EMECÊ: Independente de qualquer coisa, a gente tem que continuar produzindo. A gente tá numa época que a gente não tem palco. Esse Rap combativo, libertário, ou que aposta em outras estéticas além da que é colocada como estética que deve ser seguida. Não tem palco, né? Ou essa luta pelo palco é mais difícil. Então, a gente tem que continuar produzindo, colocando nossa proposta em jogo para que as pessoas que possam ouvir entendam isso de uma maneira mais profunda. Acho que a arte com profundidade precisa ser produzida, independente da audição ou de quem acessa. Tem muita coisa minha na internet. Eu coloco na rede todos os meus trampos pra quem quiser ouvir e baixar. Participo de um coletivo de artistas chamado “Muntu” que é formado por MCs com idéias e vivências diferenciadas que se juntam e fazem música junto com um BeatMaker (produtor/criador de beats/batidas/bases) que é o Dudu Foxx que é daqui da área, é daqui de Cabo Frio mesmo.

ZATC: Recentemente, no Brasil, a movimentação das peças no xadrez do autoritarismo tem gerado uma série de conflitos nas capitais e no interior. Seria massa se você comentasse sobre como é que tá esse lance nas ruas do Rio de Janeiro e o que é que você sente sobre a importância do movimento Hip Hop pra  articulação e mobilização da galera.

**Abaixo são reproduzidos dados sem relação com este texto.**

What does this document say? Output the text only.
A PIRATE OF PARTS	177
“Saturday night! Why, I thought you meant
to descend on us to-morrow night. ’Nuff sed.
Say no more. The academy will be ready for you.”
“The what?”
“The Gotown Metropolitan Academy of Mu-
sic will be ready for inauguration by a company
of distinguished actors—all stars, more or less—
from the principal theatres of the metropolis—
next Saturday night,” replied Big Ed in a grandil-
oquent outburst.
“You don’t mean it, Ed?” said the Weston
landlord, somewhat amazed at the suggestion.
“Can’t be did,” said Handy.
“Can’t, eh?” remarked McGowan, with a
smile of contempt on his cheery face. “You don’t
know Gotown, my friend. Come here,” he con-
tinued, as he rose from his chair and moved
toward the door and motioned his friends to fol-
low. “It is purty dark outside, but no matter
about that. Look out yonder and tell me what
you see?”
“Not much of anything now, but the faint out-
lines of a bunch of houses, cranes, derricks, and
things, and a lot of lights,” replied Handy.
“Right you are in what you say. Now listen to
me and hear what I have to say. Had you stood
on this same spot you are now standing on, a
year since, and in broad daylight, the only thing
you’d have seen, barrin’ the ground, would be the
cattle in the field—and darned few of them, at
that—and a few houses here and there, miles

EMECÊ: Então. A gente tá vendo aí uma indução, um acirramento de humores diante daquilo que tá sendo colocado e as pessoas estão tendo que se posicionar, né? Mas, porra, a gente tá na luta também no momento em que algumas habilidades nossa estão sendo colocadas à prova. Eu acho que uma coisa que pra mim é gritante, até mesmo enquanto professor, é saber que esse manuseio do conhecimento, do argumento, do entendimento do mundo tá muito longe. Se existe um projeto político implícito de idiotização das massas, acho que a gente tá num momento que isso tá sendo bem explícito. Acho que a educação brasileira, quando ela se torna algo universal, acessível à todos, acho que existe um esvaziamento do ponto de vista de realmente se fomentar cabeças pensantes e isso foi proposital. Dá pra perceber. E aí você tem a capital com os acirramentos mais frequentes, pois existem maiores mobilizações e os interiores sofrem muito porque tudo acontece de maneira mais lenta. O acesso à determinados contextos, conceitos e ideias está sempre mais lento em relação à capital. Então, no interior, as coisas vão à reboque. O sistema democrático burguês, da forma que é apresentado no interior, ele deteriora toda a nossa malha de percepção e de acesso. Se existe uma educação precária na capital, no interior é três vezes mais precária. Saúde, mesma coisa. A acessibilidade à arte é bem mais precária. As pessoas acabam aceitando discursos que não tem muita complexidade. E o discurso autoritário não é complexo, é um discurso fácil de assimilar e não há direito à resposta ou contradição. Isso é uma merda. E assim: o Hip Hop… pode ser. Mas não pode ser colocado como elemento primordial porque é feito por pessoas. As pessoas é que tem que ter o acesso, o manuseio de determinadas ideias e lógicas e colocar isso no Hip Hop pra que seja uma ferramenta. Se as pessoas que fazem Hip Hop não tiverem acesso e não se preocuparem em ler e estudar e propor mudanças em si mesmas e em seu entendimento enquanto seres coletivos que precisam se movimentar em prol de um coletivo, o Hip Hop não vai refletir isso. É aí que entra o X da questão.

ZATC: Nesse espaço final da troca de ideia você pode ficar de boa pra comentar sobre o que quiser. Massa? Fábio, valeu pra participação. Muita força pros corres! Abraço.

EMECÊ: Então, pra fechar aí a proposta, o que eu posso dizer pras pessoas é que a gente tá num período de luta, como a gente sempre esteve, mas eu acho que agora as coisas estão sendo colocadas de maneira mais… contundentes, no sentido de dizer exatamente quem é quem. Nós sabemos quem aponta os fuzis e agora nós estamos descobrindo quem formula a diretriz. Chega de ingenuidade. Vamo encarar a coisa séria com preparo, com estrutura, com empenho e com estudo. Porque sem isso a gente já era! Já estamos em uma situação de desvantagem. Diante dessa situação de desvantagem a gente não vai estudar? Não vai se estruturar? Não vai se balizar? Não vai se preparar? Aí nem é preciso lutar, porque já perdeu. Então: vamo que vamo que a porrada é na moleira!